Hacker News new | ask | show | jobs
by snorkel 4491 days ago
Please spare us with the royal attitude. Congratulations, you know how computers work, and so do thousands of other people who work harder and cheaper than you. Recruiters don't care if you, candidate number 947392, is annoyed or not. They simply want to know if you're going to the damn interview or not. If not then goodbye, next. If you go to the interview, and you didn't embarrass the recruiter for suggesting you, then good job, thank you candidate number 947whatever, you did your job. If you actually get an offer letter, oh boy, you did a very good job! Recruiter gets 10k after you worked that job for 3 months. Wash, rinse, repeat. You are not special.
3 comments

How uppity of me, to let my desire to work in a job I like get in the way of a recruiter's money.

I am thoroughly cowed. I've seen the error of my ways. Thank you.

Not your fault. Recruiters make you feel special because they want you to just go the interview, but in reality you're the commodity being traded, and the real customer is the employer. Frankly recruiters hate me because I know how they operate and call them out on their bullshit.

If you want to stump a recruiter just ask "Why does does company X want to talk to me? What did they find so interesting about me?" Bad recruiters have no answer because they're just tossing candidates at roles and hoping something sticks.

> If you go to the interview, and you didn't embarrass the recruiter for suggesting you [..]
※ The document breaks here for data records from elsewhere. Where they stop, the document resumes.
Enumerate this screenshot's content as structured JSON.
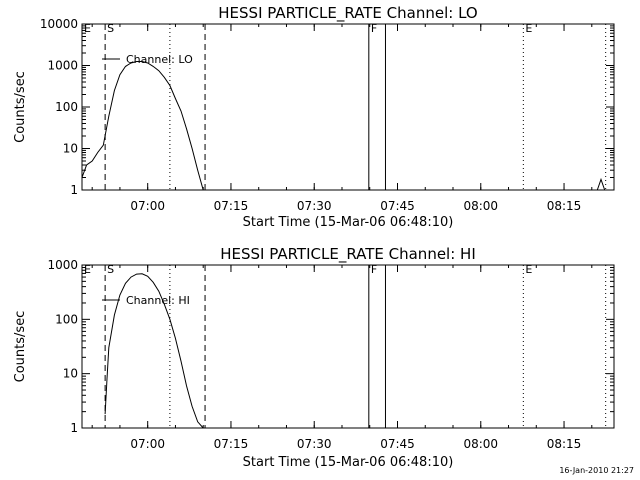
{
  "footer": {
    "timestamp": "16-Jan-2010 21:27"
  },
  "chart_data": [
    {
      "type": "line",
      "title": "HESSI PARTICLE_RATE Channel: LO",
      "xlabel": "Start Time (15-Mar-06 06:48:10)",
      "ylabel": "Counts/sec",
      "y_scale": "log",
      "ylim": [
        1,
        10000
      ],
      "y_tick_labels": [
        "1",
        "10",
        "100",
        "1000",
        "10000"
      ],
      "y_ticks": [
        1,
        10,
        100,
        1000,
        10000
      ],
      "x_tick_labels": [
        "07:00",
        "07:15",
        "07:30",
        "07:45",
        "08:00",
        "08:15"
      ],
      "x_ticks": [
        "07:00",
        "07:15",
        "07:30",
        "07:45",
        "08:00",
        "08:15"
      ],
      "xlim": [
        "06:48:10",
        "08:24:00"
      ],
      "legend": {
        "position": "top-left",
        "entries": [
          "Channel: LO"
        ]
      },
      "series": [
        {
          "name": "Channel: LO",
          "x": [
            "06:48:10",
            "06:49:00",
            "06:50:00",
            "06:51:00",
            "06:52:00",
            "06:53:00",
            "06:54:00",
            "06:55:00",
            "06:56:00",
            "06:57:00",
            "06:58:00",
            "06:59:00",
            "07:00:00",
            "07:01:00",
            "07:02:00",
            "07:03:00",
            "07:04:00",
            "07:05:00",
            "07:06:00",
            "07:07:00",
            "07:08:00",
            "07:09:00",
            "07:10:00"
          ],
          "values": [
            2,
            4,
            5,
            8,
            12,
            60,
            250,
            600,
            950,
            1150,
            1250,
            1250,
            1150,
            950,
            750,
            520,
            330,
            160,
            80,
            30,
            10,
            3,
            1
          ]
        },
        {
          "name": "",
          "x": [
            "08:21:00",
            "08:21:40",
            "08:22:20"
          ],
          "values": [
            1,
            1.8,
            1
          ]
        }
      ],
      "markers": [
        {
          "label": "E",
          "type": "dashed",
          "x": "06:48:10",
          "show_line": false
        },
        {
          "label": "S",
          "type": "dashed",
          "x": "06:52:20"
        },
        {
          "label": "",
          "type": "dotted",
          "x": "07:04:00"
        },
        {
          "label": "",
          "type": "dashed",
          "x": "07:10:20"
        },
        {
          "label": "F",
          "type": "solid",
          "x": "07:39:50"
        },
        {
          "label": "",
          "type": "solid",
          "x": "07:42:50"
        },
        {
          "label": "E",
          "type": "dotted",
          "x": "08:07:40"
        },
        {
          "label": "",
          "type": "dotted",
          "x": "08:22:30"
        }
      ]
    },
    {
      "type": "line",
      "title": "HESSI PARTICLE_RATE Channel: HI",
      "xlabel": "Start Time (15-Mar-06 06:48:10)",
      "ylabel": "Counts/sec",
      "y_scale": "log",
      "ylim": [
        1,
        1000
      ],
      "y_tick_labels": [
        "1",
        "10",
        "100",
        "1000"
      ],
      "y_ticks": [
        1,
        10,
        100,
        1000
      ],
      "x_tick_labels": [
        "07:00",
        "07:15",
        "07:30",
        "07:45",
        "08:00",
        "08:15"
      ],
      "x_ticks": [
        "07:00",
        "07:15",
        "07:30",
        "07:45",
        "08:00",
        "08:15"
      ],
      "xlim": [
        "06:48:10",
        "08:24:00"
      ],
      "legend": {
        "position": "top-left",
        "entries": [
          "Channel: HI"
        ]
      },
      "series": [
        {
          "name": "Channel: HI",
          "x": [
            "06:52:20",
            "06:52:40",
            "06:53:00",
            "06:54:00",
            "06:55:00",
            "06:56:00",
            "06:57:00",
            "06:58:00",
            "06:59:00",
            "07:00:00",
            "07:01:00",
            "07:02:00",
            "07:03:00",
            "07:04:00",
            "07:05:00",
            "07:06:00",
            "07:07:00",
            "07:08:00",
            "07:09:00",
            "07:10:00"
          ],
          "values": [
            1.8,
            8,
            30,
            120,
            280,
            460,
            600,
            680,
            690,
            620,
            480,
            330,
            190,
            100,
            45,
            17,
            6,
            2.5,
            1.3,
            1
          ]
        }
      ],
      "markers": [
        {
          "label": "E",
          "type": "dashed",
          "x": "06:48:10",
          "show_line": false
        },
        {
          "label": "S",
          "type": "dashed",
          "x": "06:52:20"
        },
        {
          "label": "",
          "type": "dotted",
          "x": "07:04:00"
        },
        {
          "label": "",
          "type": "dashed",
          "x": "07:10:20"
        },
        {
          "label": "F",
          "type": "solid",
          "x": "07:39:50"
        },
        {
          "label": "",
          "type": "solid",
          "x": "07:42:50"
        },
        {
          "label": "E",
          "type": "dotted",
          "x": "08:07:40"
        },
        {
          "label": "",
          "type": "dotted",
          "x": "08:22:30"
        }
      ]
    }
  ]
}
This is exactly why recruiters need to do a little bit of research beforehand. If they're recommending you as a candidate for a job, aren't they putting their own reputation on the line a little?
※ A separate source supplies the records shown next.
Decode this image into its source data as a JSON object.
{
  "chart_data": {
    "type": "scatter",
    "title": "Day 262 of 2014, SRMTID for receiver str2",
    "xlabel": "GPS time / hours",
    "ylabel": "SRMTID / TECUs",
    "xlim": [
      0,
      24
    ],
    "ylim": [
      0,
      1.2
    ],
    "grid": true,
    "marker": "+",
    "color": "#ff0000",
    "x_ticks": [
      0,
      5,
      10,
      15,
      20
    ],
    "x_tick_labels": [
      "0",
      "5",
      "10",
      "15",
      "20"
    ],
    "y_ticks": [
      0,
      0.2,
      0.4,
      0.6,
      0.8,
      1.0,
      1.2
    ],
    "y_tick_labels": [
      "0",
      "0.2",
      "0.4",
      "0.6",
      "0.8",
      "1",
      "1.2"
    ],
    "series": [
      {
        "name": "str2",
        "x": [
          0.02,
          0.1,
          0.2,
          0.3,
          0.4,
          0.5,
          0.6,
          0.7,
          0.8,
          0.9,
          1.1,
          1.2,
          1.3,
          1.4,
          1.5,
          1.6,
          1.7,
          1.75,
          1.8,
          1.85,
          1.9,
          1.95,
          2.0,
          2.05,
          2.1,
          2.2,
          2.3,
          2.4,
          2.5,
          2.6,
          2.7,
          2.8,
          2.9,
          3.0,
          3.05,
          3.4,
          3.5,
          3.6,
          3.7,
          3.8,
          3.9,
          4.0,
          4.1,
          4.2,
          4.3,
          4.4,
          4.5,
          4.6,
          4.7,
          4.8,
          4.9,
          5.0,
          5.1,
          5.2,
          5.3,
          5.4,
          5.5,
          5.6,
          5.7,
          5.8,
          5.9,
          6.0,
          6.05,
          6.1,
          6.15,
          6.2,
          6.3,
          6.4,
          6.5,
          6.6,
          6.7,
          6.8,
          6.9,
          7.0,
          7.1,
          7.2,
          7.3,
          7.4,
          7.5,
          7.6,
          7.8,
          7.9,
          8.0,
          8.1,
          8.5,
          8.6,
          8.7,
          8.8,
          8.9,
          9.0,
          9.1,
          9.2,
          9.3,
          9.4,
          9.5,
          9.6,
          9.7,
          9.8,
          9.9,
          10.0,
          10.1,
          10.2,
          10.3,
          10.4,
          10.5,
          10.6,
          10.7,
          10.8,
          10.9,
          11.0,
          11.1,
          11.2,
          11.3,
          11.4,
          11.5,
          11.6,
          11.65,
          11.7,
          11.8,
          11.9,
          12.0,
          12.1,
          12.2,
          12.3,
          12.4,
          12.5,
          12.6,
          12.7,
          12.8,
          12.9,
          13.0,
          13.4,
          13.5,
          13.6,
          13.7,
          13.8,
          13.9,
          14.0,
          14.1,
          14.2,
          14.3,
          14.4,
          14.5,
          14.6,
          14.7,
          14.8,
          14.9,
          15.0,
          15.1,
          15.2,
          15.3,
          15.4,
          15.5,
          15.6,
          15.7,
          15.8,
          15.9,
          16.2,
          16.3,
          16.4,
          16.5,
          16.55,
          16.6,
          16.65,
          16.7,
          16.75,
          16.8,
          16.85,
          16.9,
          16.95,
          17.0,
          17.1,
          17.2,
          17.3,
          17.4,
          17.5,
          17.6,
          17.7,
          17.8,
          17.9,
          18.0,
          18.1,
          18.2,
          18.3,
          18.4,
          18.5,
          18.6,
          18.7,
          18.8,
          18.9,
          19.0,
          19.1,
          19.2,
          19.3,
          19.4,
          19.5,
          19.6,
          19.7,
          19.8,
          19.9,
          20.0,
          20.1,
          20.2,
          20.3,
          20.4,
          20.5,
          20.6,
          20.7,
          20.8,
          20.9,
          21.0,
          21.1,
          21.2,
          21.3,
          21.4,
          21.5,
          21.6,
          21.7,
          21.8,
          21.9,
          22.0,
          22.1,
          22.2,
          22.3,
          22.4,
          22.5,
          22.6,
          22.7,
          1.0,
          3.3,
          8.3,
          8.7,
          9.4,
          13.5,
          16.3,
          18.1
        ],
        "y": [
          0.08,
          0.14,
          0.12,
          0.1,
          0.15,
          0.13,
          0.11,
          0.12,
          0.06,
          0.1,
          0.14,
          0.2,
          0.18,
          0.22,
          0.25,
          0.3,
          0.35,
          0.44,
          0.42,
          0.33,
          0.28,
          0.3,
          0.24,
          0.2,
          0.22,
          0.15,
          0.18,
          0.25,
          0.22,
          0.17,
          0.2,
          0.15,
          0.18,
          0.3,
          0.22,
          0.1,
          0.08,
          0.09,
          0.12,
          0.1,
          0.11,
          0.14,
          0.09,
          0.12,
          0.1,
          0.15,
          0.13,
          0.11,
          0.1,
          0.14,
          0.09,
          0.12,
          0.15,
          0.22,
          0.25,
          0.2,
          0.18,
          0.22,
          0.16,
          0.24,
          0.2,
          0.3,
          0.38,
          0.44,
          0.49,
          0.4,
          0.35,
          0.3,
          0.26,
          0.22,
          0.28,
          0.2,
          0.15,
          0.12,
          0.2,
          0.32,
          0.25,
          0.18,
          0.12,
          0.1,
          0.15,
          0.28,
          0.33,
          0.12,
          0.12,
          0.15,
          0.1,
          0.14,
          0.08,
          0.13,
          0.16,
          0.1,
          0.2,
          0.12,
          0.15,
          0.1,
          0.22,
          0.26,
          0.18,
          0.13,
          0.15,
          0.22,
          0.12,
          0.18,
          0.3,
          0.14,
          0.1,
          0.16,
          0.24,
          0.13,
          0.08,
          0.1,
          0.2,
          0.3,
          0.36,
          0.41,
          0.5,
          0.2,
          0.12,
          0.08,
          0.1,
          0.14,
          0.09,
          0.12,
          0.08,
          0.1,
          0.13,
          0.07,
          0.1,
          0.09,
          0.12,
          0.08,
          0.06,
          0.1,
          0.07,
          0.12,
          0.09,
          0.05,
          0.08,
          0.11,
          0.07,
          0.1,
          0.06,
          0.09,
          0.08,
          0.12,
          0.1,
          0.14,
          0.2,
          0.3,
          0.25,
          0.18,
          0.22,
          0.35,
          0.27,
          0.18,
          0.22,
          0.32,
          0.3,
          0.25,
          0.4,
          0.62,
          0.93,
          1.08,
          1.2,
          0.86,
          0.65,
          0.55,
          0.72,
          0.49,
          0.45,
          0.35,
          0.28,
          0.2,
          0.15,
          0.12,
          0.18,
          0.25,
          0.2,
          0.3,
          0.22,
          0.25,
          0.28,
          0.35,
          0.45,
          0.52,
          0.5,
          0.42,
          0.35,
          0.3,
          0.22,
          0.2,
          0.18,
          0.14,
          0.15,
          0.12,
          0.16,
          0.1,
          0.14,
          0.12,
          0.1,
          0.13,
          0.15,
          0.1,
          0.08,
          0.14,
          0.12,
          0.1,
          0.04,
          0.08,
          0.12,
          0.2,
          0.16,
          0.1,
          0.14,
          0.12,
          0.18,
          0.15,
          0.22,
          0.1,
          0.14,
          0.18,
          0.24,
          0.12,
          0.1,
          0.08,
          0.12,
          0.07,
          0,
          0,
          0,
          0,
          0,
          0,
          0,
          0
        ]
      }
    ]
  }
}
Unfortunately, I realize it doesn't exactly work like that. But isn't that the over-arching flaw in the whole headhunter ecosystem?

As long as the candidate was reasonably well matched for the job and the employer felt it was at least worth talking to that candidate in person then even if the candidate is not hired then the employer still trusts that recruiter to find other candidates worth talking to. If the candidate is an embarrassment then that employer won't work with that recruiter in the future. Recruiters can tell just by talking to a candidate if they are least reasonable enough to sit through an interview and not be embarrassingly unqualified. If the candidate doesn't get an offer, then oh well, as long as the employer still trusts that recruiter then all is good. If the candidate gets an offer then jackpot. Play again.

The recruiter is only trying to please the hand that feeds them which is the employer. The recruiter only wants to maintain a relationship with each employer. Candidates are the commodity being traded, and therefore candidates are only given enough attention to ascertain their general qualifications for the job and likelihood of getting an offer.

I've been annoyed in my job search how companies insist I fall in love with the company at step 1 of the process, when they know that 90% of the people will be rejected.

But it goes the other way as well. Why should a company spend a lot of effort on me before finding out if I am at least interested in the job?

What's the equivalent of speed-dating for employment? Job fairs?